Certo e certinho

As respostas que Peter Villax dá, nesta entrevista, são incómodas, tendo a virtude de ser discutíveis, no verdadeiro sentido da palavra (a maior parte das vezes, a expressão “isso é discutível” é só uma maneira de não argumentar, estando transformada num tique da ignorância atrevida). O discutível é, na minha opinião, aquilo que obriga a pensar, categoria cada vez mais ausente de um discurso político marcado por termos como “inevitável” ou expressões como “tem que ser assim”.

Sobre Educação, o homem que irritou Sócrates faz as seguintes afirmações:

 

 

Portugal subiu no ranking da educação…

Temos um país mais ignorante do que há 20 ou 30 anos e o potencial de enriquecimento foi enfraquecido. Eu vejo isto: há 20 anos eu recrutava uma secretária com o 12.º ano, neste momento tenho que a recrutar com uma licenciatura, porque quem me aparece com o 12.º ano, infelizmente, já não está ao nível das necessidades. E isto acontece com várias pessoas que conheço.

Tem seis filhos, com idades entre os 11 e os 26 anos. Isso permite-lhe comparar o ensino português com o estrangeiro. Que comparação faz?
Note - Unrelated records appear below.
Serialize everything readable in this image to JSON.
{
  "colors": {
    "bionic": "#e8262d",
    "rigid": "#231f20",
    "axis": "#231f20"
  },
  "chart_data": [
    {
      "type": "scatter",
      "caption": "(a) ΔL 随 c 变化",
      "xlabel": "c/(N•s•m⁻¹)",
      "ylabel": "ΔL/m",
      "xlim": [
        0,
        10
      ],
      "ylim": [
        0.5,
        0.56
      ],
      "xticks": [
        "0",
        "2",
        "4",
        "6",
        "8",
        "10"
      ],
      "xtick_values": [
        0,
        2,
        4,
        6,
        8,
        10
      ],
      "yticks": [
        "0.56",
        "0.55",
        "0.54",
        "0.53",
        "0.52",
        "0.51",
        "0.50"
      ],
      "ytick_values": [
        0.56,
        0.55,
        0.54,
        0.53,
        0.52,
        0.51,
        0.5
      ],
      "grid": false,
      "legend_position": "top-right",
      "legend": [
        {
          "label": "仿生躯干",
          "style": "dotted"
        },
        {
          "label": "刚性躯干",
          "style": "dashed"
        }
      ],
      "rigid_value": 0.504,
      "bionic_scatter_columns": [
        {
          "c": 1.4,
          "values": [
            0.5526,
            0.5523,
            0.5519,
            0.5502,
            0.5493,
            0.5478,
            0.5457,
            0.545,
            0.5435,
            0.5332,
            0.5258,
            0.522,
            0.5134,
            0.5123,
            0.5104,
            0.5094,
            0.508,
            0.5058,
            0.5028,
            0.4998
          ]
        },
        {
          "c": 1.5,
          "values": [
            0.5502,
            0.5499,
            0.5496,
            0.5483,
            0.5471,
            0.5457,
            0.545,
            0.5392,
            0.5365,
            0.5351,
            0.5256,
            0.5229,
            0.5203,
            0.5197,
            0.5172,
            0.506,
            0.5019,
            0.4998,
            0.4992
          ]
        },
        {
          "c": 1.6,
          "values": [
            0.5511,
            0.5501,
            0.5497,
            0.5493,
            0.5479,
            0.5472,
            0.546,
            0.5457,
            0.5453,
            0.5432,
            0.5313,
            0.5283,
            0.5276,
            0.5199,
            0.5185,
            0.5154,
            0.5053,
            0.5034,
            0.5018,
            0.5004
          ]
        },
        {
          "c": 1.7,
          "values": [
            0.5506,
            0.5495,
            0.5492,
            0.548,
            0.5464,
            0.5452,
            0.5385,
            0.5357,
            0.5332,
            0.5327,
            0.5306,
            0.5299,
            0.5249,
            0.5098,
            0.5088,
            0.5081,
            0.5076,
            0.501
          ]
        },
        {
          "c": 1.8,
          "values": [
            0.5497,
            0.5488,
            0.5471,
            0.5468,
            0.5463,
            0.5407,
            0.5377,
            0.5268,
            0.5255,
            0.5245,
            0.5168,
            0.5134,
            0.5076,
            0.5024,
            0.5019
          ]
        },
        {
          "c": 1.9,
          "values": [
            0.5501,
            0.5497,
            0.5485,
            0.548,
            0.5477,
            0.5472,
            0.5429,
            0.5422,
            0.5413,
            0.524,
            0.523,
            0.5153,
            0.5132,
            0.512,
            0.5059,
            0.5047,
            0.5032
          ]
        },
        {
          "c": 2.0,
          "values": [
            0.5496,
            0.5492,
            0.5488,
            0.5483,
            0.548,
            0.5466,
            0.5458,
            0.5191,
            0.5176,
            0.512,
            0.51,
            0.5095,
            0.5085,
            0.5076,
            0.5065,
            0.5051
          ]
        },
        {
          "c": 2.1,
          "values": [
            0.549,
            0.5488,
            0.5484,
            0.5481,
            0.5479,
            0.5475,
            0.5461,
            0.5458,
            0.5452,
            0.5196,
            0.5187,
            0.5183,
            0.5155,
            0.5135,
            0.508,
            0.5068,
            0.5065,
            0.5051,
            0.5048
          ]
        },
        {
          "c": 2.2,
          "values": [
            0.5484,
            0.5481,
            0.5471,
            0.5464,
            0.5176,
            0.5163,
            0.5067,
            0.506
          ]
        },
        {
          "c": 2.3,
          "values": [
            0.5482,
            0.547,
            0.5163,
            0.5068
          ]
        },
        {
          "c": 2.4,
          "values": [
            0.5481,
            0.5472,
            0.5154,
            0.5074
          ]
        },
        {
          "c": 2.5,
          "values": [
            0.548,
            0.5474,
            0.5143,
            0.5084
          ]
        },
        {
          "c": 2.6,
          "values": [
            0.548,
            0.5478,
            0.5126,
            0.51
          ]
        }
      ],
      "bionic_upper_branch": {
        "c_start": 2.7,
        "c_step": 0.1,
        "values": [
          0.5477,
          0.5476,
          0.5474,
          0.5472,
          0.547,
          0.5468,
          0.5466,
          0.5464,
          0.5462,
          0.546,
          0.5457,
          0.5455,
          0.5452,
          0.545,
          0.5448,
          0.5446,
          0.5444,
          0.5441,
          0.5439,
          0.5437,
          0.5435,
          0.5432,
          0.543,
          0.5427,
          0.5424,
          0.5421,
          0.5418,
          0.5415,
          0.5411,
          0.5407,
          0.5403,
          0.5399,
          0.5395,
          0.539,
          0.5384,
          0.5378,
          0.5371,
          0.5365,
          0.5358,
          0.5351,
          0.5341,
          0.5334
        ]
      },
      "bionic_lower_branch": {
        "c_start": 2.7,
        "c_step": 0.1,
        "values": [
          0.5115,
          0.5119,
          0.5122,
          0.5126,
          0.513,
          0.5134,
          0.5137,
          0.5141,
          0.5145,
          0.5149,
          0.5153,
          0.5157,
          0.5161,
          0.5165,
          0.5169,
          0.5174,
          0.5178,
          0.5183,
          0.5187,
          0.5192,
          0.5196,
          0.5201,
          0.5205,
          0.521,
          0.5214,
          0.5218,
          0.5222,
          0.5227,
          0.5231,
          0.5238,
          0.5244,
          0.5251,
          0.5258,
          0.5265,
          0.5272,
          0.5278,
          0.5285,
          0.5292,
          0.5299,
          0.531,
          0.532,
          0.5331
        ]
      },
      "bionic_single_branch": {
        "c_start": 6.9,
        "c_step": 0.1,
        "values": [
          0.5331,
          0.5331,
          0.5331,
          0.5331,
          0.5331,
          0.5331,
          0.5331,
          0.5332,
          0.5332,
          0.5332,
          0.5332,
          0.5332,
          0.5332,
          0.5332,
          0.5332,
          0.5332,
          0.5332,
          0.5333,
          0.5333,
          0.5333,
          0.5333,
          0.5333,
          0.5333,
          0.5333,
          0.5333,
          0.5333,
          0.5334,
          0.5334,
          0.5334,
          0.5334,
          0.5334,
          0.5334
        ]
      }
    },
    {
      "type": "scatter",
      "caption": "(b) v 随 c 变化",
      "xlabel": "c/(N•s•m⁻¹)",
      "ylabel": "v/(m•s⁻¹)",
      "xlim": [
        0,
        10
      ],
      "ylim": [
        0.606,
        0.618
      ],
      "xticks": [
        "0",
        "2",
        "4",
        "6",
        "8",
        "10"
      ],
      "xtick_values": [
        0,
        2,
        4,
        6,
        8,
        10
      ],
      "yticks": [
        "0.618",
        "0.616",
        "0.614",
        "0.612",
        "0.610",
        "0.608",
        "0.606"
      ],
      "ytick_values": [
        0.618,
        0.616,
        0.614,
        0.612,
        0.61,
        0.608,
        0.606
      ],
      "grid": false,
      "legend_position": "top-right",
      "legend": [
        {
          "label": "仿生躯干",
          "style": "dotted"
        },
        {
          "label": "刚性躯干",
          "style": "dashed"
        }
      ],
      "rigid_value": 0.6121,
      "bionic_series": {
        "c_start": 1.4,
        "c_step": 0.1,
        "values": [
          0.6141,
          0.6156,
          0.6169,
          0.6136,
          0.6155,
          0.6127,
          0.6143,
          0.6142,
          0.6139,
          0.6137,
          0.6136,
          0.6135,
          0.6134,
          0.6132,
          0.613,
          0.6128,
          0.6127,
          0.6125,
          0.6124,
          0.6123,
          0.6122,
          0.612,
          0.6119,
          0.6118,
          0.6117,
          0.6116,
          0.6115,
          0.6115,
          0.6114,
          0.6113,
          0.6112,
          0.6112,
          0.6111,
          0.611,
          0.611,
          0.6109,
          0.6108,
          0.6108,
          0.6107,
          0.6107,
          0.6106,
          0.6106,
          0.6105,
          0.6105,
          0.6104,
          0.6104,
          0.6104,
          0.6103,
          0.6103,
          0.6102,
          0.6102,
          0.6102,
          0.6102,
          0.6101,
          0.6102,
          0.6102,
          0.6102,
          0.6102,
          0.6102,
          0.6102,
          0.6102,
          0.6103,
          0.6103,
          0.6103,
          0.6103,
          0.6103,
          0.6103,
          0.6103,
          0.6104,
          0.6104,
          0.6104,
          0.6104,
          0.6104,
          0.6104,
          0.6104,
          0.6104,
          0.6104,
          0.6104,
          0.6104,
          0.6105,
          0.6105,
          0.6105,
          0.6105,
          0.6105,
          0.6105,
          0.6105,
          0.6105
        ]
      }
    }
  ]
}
É desfavorável para o ensino português, que privilegia não o raciocínio, mas a resposta correcta. Não há raciocínio livre, não há desenvolvimento de raciocínio. Os exames portugueses de 12.º ano são uma dezena de perguntas, em que cada uma vale “x” pontos. O exame de Baccalauréat francês é uma pergunta, à escolha de três, com quatro horas para responder. E isso é muito mais desafiante para o aluno e para o professor, que vai ter de dar uma nota a um trabalho de seis páginas em que avalia o estudante não pela correcção da resposta, mas pela originalidade, pela capacidade de raciocínio, pela cultura geral, pela capacidade de citar autores…

 

 

É, evidentemente, discutível afirmar que temos um país mais ignorante do que há 20 ou 30 anos, mas a verdade é que a massificação do ensino aliada ao laxismo e à preocupação com as estatísticas tem contribuído para que estejamos, em média, demasiado longe do patamar em que deveríamos estar, ao fim de 37 anos de Democracia e de 25 anos de integração na Europa.
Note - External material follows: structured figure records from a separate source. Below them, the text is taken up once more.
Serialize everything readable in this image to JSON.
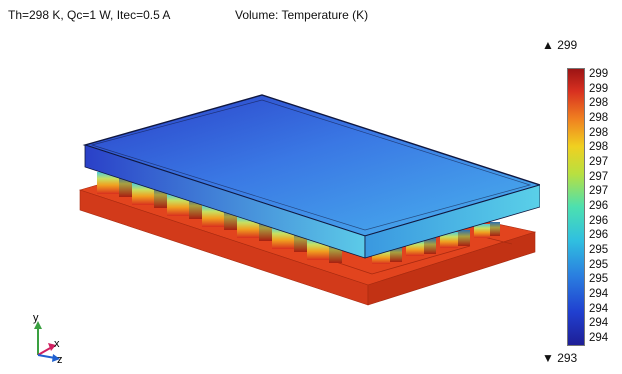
{
  "header": {
    "info": "Th=298 K, Qc=1 W, Itec=0.5 A",
    "title": "Volume: Temperature (K)"
  },
  "colorbar": {
    "max_label": "▲ 299",
    "min_label": "▼ 293",
    "ticks": [
      "299",
      "299",
      "298",
      "298",
      "298",
      "298",
      "297",
      "297",
      "297",
      "296",
      "296",
      "296",
      "295",
      "295",
      "295",
      "294",
      "294",
      "294",
      "294"
    ],
    "colors": {
      "max": "#9c1414",
      "mid": "#4ce0b0",
      "min": "#1e1e96"
    }
  },
  "axes": {
    "x_label": "x",
    "y_label": "y",
    "z_label": "z",
    "colors": {
      "x": "#d02060",
      "y": "#3aa040",
      "z": "#2060d0"
    }
  },
  "model": {
    "top_plate_color": "#3a6ee0",
    "bottom_plate_color": "#e2401e",
    "pellet_count_visible": 12
  }
}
Não conheço o exame de Baccalauréat, mas a descrição feita por Villax mostra uma prova muito mais estimulante do que aquilo a que os alunos portugueses são sujeitos, contrariando a tendência actual para introduzir, em exames de Português de 12º, perguntas de escolha múltipla, um verdadeiro insulto à inteligência e uma desvalorização da criatividade, do raciocínio e da capacidade de expressão (que nunca poderá estar desligada da de compreensão).